🤖 AI Summary
This study addresses the challenges of heterogeneous self-interested charging demands and uncertain arrival-departure times in decentralized vehicle-to-vehicle (V2V) energy trading. To tackle these issues, the authors propose the Nash-MADDPG algorithm, which uniquely integrates the Nash bargaining solution into a multi-agent deep deterministic policy gradient framework. By employing bilateral dynamic pricing and a bargaining-oriented price-proximity reward mechanism, the method guides agents to learn incentive-compatible trading strategies without requiring central coordination. The approach guarantees convergence to the bargaining-optimal solution and demonstrates superior performance in a 30-day simulation, achieving 61.6% higher social welfare, 62.9% greater trading volume, and a 40.1% improvement in the Jain fairness index compared to double auction mechanisms.

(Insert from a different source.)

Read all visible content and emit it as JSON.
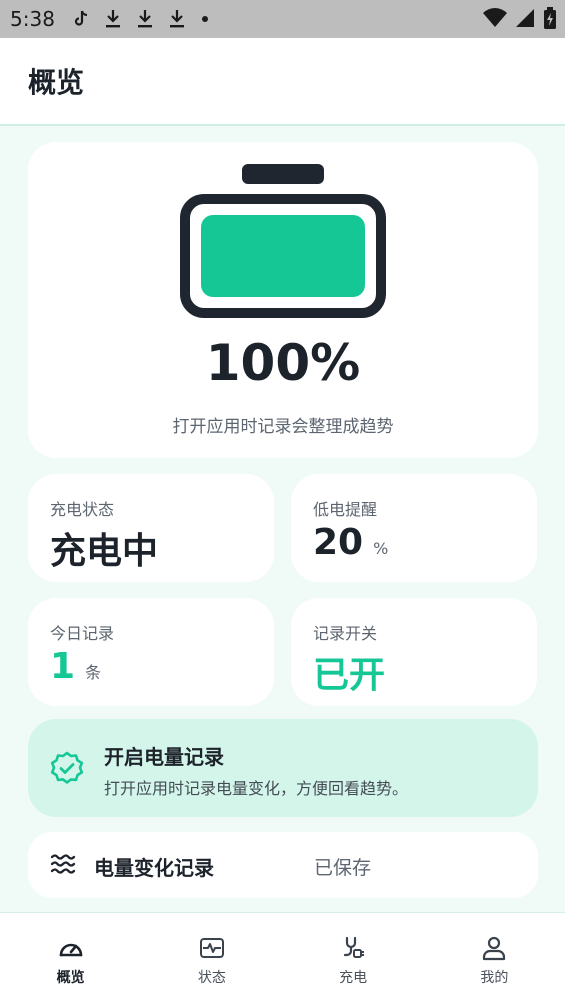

Scalability and price stability are further validated across agent populations ranging from 6 to 100.
📝 Abstract
Vehicle-to-vehicle (V2V) energy trading enables decentralized peer-to-peer energy exchange among electric vehicles (EVs), reducing grid dependency while monetizing surplus capacity. However, coordinating self-interested EV agents with diverse charging needs and uncertain arrival-departure schedules remains challenging. Existing approaches either require centralized optimization with computational limitations or lack fairness guarantees. This paper integrates Nash Bargaining Solution into Multi-Agent Deep Deterministic Policy Gradient, namely Nash-MADDPG, for incentive-aligned V2V energy trading. Nash bargaining determines efficient bilateral pricing, while Nash-guided price proximity rewards align agent learning toward bargaining-optimal strategies. Evaluation over 30-day continuous operation demonstrates an improvement of 61.6% in social welfare and 62.9% improvement in trading volume over Double Auction, while achieving superior fairness, such as 40.1% improvement in Jain's index. Testing across 6-100 agents over a 30-day horizon with continuous vehicle turnover confirms scalability across population size and empirically stable pricing near the Nash Bargaining benchmark.